Sonsuz İhtimal, Tek Adres /11

3.9K 142 11
                                    


''Üşümediğine emin misin? '' Seyran battaniyeye sıkı sıkı sarılmış, az önceki rüyanın mutlu sarhoşluğuyla Feriti izliyordu. Terastan ayrılmak istememiş, terastaki koltuklardan birine oturan Feritin dizine kıvrılmıştı.

''Hiç üşümüyorum hiç .'' derken güldü. ''Sen? ''

Ferit elindeki tableti kenara çekip, eğildi. Seyranı saçları arasından öptü ''Sen yanımdayken kanım deli kaynıyor benim. Baya ısınıyorum. '' dedi.

''Kış rahat geçecek anlaşıldı. '' dedi Seyran da gülerken.

Ferit elindeki tablete bakmak için yeniden döndüğünde, ciddiyetle bir şeyleri incelemeye başladı. Seyran, sessizlikle birlikte Feritin soluk alıp verişini ve denizden kulaklarına dolan dalga sesini dinliyordu. Bu sırada Aysuyla yaptığı konuşma kafasında dönüp duruyordu. Ferite yapılmış bir ihanet, bir haksızlık söz konusuydu ama Seyran bu olayın ne kadar içindeydi tahlil edemiyordu. Feritin bir evliliğe mecbur bırakılması, ona Feriti getirmişti ama ya bu durum Feritten başka şeyleri götürdüyse diye düşünmeden edemiyordu.
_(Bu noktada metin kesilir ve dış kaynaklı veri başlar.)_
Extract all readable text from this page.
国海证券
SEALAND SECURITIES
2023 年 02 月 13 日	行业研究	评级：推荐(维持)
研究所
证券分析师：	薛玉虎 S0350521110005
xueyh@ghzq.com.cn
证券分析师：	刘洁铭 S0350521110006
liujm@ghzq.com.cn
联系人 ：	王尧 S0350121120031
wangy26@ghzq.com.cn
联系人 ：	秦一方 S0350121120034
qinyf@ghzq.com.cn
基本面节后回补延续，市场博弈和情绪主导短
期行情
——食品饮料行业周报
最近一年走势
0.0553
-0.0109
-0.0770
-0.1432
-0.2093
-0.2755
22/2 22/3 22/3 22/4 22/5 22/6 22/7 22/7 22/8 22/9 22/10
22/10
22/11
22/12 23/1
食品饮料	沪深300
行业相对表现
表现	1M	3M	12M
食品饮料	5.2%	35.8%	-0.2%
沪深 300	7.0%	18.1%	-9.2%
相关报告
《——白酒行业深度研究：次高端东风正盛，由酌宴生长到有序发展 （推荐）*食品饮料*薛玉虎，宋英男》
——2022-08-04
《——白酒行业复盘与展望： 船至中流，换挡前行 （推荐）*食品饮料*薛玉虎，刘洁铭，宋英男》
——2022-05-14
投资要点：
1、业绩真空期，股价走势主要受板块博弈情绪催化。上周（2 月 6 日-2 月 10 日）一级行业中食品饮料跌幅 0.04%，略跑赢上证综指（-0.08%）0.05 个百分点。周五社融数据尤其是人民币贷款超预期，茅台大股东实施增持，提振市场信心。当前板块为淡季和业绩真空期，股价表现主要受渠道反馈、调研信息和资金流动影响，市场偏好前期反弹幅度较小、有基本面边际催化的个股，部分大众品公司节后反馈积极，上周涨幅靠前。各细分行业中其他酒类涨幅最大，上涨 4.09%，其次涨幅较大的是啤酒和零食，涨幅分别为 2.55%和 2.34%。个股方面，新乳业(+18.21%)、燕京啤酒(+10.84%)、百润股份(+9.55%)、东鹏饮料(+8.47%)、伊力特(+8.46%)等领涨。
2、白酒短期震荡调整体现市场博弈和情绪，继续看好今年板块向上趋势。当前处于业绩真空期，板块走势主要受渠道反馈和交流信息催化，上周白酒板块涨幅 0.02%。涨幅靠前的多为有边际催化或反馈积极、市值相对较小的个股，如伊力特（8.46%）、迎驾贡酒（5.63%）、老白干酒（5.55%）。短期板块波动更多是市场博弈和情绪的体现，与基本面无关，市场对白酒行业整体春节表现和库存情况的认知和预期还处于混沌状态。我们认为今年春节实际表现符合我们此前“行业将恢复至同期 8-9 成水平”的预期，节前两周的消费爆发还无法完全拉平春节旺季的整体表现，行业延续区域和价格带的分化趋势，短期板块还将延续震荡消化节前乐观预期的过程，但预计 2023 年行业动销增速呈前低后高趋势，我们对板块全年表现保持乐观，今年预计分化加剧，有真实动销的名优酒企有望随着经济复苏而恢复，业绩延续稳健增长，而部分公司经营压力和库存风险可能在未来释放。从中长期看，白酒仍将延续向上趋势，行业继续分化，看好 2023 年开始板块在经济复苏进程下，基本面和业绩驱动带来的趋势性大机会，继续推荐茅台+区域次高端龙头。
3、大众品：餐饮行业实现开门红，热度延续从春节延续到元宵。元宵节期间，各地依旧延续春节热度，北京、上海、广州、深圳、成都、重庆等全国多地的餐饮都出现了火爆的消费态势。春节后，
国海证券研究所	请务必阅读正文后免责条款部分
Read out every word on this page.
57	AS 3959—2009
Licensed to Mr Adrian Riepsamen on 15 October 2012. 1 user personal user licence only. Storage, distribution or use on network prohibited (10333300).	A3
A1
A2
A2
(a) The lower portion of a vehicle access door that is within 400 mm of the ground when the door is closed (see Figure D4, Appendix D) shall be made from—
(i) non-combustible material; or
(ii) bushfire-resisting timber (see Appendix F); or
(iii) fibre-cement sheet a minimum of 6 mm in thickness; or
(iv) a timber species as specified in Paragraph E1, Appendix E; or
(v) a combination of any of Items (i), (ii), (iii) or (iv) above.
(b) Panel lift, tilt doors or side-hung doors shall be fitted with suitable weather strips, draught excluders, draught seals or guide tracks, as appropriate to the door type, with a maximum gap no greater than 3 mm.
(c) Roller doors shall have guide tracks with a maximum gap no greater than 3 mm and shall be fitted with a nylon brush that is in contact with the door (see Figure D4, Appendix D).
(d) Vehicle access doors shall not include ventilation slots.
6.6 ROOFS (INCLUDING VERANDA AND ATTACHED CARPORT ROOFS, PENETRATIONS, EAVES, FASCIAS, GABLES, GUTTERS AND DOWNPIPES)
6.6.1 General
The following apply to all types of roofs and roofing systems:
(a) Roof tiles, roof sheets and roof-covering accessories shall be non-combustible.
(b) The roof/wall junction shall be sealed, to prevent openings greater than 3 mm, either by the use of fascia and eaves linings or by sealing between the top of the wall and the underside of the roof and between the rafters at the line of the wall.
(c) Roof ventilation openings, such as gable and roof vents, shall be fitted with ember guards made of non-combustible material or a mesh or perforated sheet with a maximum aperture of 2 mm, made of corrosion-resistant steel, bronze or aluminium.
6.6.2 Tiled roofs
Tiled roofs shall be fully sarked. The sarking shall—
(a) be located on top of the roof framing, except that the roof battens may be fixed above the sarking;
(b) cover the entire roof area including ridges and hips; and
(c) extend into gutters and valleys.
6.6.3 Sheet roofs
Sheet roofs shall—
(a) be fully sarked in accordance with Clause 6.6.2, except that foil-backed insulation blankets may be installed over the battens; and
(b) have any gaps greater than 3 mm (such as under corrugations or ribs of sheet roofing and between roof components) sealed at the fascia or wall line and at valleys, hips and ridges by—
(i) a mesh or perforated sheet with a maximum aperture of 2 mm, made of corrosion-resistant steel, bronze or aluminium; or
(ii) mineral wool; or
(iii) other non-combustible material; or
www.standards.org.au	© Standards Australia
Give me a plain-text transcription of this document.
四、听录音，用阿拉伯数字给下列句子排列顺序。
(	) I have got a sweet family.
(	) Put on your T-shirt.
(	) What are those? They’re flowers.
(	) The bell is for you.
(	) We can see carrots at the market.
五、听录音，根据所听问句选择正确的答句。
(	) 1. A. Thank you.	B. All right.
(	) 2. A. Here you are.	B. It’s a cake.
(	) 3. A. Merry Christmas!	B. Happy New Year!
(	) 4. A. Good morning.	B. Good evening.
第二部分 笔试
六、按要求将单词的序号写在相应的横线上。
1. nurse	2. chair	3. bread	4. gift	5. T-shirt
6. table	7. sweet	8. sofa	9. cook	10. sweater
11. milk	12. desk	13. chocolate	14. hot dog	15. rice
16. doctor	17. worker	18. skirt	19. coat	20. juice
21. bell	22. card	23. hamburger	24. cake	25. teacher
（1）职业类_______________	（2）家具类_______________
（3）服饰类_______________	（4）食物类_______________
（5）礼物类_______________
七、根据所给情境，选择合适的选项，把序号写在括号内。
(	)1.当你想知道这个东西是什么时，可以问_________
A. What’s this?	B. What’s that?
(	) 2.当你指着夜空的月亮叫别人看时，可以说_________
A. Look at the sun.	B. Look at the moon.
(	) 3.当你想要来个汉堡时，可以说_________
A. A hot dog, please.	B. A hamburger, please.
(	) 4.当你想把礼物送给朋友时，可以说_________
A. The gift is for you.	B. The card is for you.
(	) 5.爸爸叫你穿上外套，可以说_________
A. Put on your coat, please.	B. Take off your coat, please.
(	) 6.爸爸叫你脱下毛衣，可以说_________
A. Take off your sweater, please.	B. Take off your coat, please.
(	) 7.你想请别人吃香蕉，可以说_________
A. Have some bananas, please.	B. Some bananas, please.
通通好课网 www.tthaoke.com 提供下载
Gerçekleri bilse ne hissederdi, yine de bu evliliğe şükreder miydi diye düşünmekten delirecek gibi oluyordu.

''Ferit ? '' dedi aniden. ''Eğer hiç evlenmeseydin, yani deden seni buna zorlamasaydı. Şuan nerde olmak isterdin, ne yapmak isterdin? ''

Ferit şaşkınca çevirdi gözlerini, dizlerinde yatan karısına ''Nerden çıktı bu şimdi? ''

Omzunu silkti Seyran, sadece karşıya bakıyordu ''Bilmem öyle aklıma geldi. Bugün bir kitap okudum da, sonsuz ihtimallerden bahsediyordu. Ben de bizim hayatımızdaki ihtimalleri düşündüm biraz. Birbirimize rastlamasak ne yapıyor olurduk diye. ''

Güldü Ferit. ''Bence benim o sonsuz ihtimallerimin hepsi sana çıkıyordu. '' derken eliyle Seyranı belinden gıdıkladı. ''Antep fıstığıııı. ''

Seyran, Feritin güçlü ama nazik ellerinden kaçarken kıkırdadı. ''Politik cevap verme. Kızmayacağım söz. Ciddi ol. ''

Gülerken düşünür gibi yaptı Ferit ''Yok Seyran, düşünüyorum düşünüyorum yine de aynı yere geliyorum. '' dedi.

''O nasıl oluyor? ''

Ferit, heyecanla dizlerinden kalkıp gözlerinin içine bakan karısının, saçlarını okşadı ''Bak ben nerede olursam olayım, ne yapıyor olursam olayım o Antep'e gelecektim bence. Yolum çatık kaşlı, sarı elbiseli, dupduru kıza çıkacaktı. Antep'in herhangi bir sokağından sen çıkacaktın ve ben, oranın benim de memleketim olduğuna ikna olacaktım. '' Güldü ''Hatta senin fırçanı yiyecektim, beni gözlerinle dövüşünü zevkle seyredecektim. Hissediyorum bunu. ''

''Sen dayak arsızısın da ondan, benimle alakası yok. '' dedi Seyran da gülerken. Feritin güzel sözler dökülen dudaklarını öptü. ''Deden zorunda bırakmasa evlenmezdin ki sen. Beni görsen bile iki flörtleşir, dayağını yer evine dönerdin. ''

''O kadar emin olma. '' diyerek gözlerini kaçırdı Ferit. Yeniden tablette bir şeyler bakmaya koyulduğunda, Seyran heyecanla saçlarını kulaklarının arkasında toplayıp;

''O ne demek? '' dedi. Gözleri ışıldıyordu. ''Ya Feriiiit söyle, o ne demek dedim? '' Feritin tişörtünün yakasını çekiştirip, boynuna da bir öpücük kondurdu.

''Sence iki günde unutacağım biri olsan, o gün o evde seni seçer miydim Seyran? ''

Bilmem der gibi dudak kıvırdı Seyran ''Sen orada inat yaptın. Bir daha karşıma çıkma pişman ederim dedim diye oyun oynadın işte. Tipik Ferit Korhan. '' Güldü.

Feritin bakışları keskinleşti. O gün, o gördüğü güzeller güzeli Antep fıstığı gözleri önünde yeniden süzülür gibi hayran hayran baktı Seyranın gözlerine.